Independent learners have also come to the site in very large numbers. While not all courses on OCW contain enough content to support independent learners, those courses that do have rich resources such as video lectures and digital textbooks attract large audiences. The most visited video courses on OCW currently receive more that 70,000 visitors each month.

"When we first launched OCW, the number of independent learners using the site was a big surprise to us. They were 40 to 50 percent of our visitors," says Professor Shigeru Miyagawa, OWC's Faculty Advisory Committee Chair. "The site was originally envisioned as a set of resources for other educators to use in their classrooms. We didn't consider OCW a distance-learning program — and we still don't — but we do feel we identified an unmet demand for independent learning opportunities, and that's what OCW Scholar seeks to address."

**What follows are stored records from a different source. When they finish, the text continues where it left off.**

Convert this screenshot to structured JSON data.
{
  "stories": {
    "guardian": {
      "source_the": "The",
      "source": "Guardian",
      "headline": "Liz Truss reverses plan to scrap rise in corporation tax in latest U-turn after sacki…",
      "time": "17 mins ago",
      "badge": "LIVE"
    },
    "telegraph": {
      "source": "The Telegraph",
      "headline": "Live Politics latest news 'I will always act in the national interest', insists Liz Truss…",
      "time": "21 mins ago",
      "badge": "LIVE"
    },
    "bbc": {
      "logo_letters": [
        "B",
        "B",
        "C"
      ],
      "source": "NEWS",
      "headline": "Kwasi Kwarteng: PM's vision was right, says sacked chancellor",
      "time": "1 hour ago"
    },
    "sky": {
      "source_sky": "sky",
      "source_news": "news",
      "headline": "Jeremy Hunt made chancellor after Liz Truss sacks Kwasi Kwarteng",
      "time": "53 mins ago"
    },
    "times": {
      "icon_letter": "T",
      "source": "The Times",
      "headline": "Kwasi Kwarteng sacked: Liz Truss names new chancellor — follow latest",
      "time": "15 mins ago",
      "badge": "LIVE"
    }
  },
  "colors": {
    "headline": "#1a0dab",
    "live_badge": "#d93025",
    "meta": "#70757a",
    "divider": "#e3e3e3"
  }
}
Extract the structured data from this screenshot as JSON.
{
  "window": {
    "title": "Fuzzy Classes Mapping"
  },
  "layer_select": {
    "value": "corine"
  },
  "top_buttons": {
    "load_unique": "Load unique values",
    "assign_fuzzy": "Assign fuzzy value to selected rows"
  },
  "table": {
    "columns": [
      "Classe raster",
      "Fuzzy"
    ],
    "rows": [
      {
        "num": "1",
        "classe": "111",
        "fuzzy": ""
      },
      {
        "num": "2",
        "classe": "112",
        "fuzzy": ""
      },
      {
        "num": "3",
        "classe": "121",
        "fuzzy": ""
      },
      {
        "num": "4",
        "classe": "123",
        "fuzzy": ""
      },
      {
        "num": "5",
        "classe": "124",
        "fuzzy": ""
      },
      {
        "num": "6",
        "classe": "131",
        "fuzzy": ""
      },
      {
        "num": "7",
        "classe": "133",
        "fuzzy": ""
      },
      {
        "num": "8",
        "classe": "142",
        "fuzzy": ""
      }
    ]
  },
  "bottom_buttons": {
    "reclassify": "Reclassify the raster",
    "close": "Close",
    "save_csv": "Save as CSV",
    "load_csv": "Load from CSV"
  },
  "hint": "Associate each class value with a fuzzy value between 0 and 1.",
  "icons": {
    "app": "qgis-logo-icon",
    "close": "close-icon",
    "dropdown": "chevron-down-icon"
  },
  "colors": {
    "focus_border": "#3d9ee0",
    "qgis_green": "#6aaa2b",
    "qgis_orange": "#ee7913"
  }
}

OCW Scholar is not a distance-learning program, but rather educational materials provided for free without the support of an instructor or teaching assistant. The trade-off for this content-based approach without interaction is that OCW Scholar can be used by a very large audience for only the cost of digital distribution. "We're hoping to create a truly scalable resource," says Carchidi. "These courses aren't intended to be the equivalent of classroom-based learning, or even distance learning, but they are scalable in a way that those learning opportunities are not."

Connecting with other learners

Another recently launched OCW initiative is being combined with OCW Scholar courses to provide a level of interactivity. Last September, OCW began a pilot collaboration with to pair study groups with OCW courses. OpenStudy groups allow users of the OCW materials to connect with and support one another as they learn. The study group for 6.00 Introduction to Computer Science and Programming has attracted more than 5,000 participants in four months, a group for 18.01 Single Variable Calculus has more than 4,000 members, and all of the groups so far have participants numbering in the hundreds.

To date, the pairing of study groups with OCW courses has been done with a very loose integration: a single link from the course on OCW to the OpenStudy group. For OCW Scholar courses, the OCW team is developing more robust approach to linking that will help students working on the same materials within the courses to connect more effectively.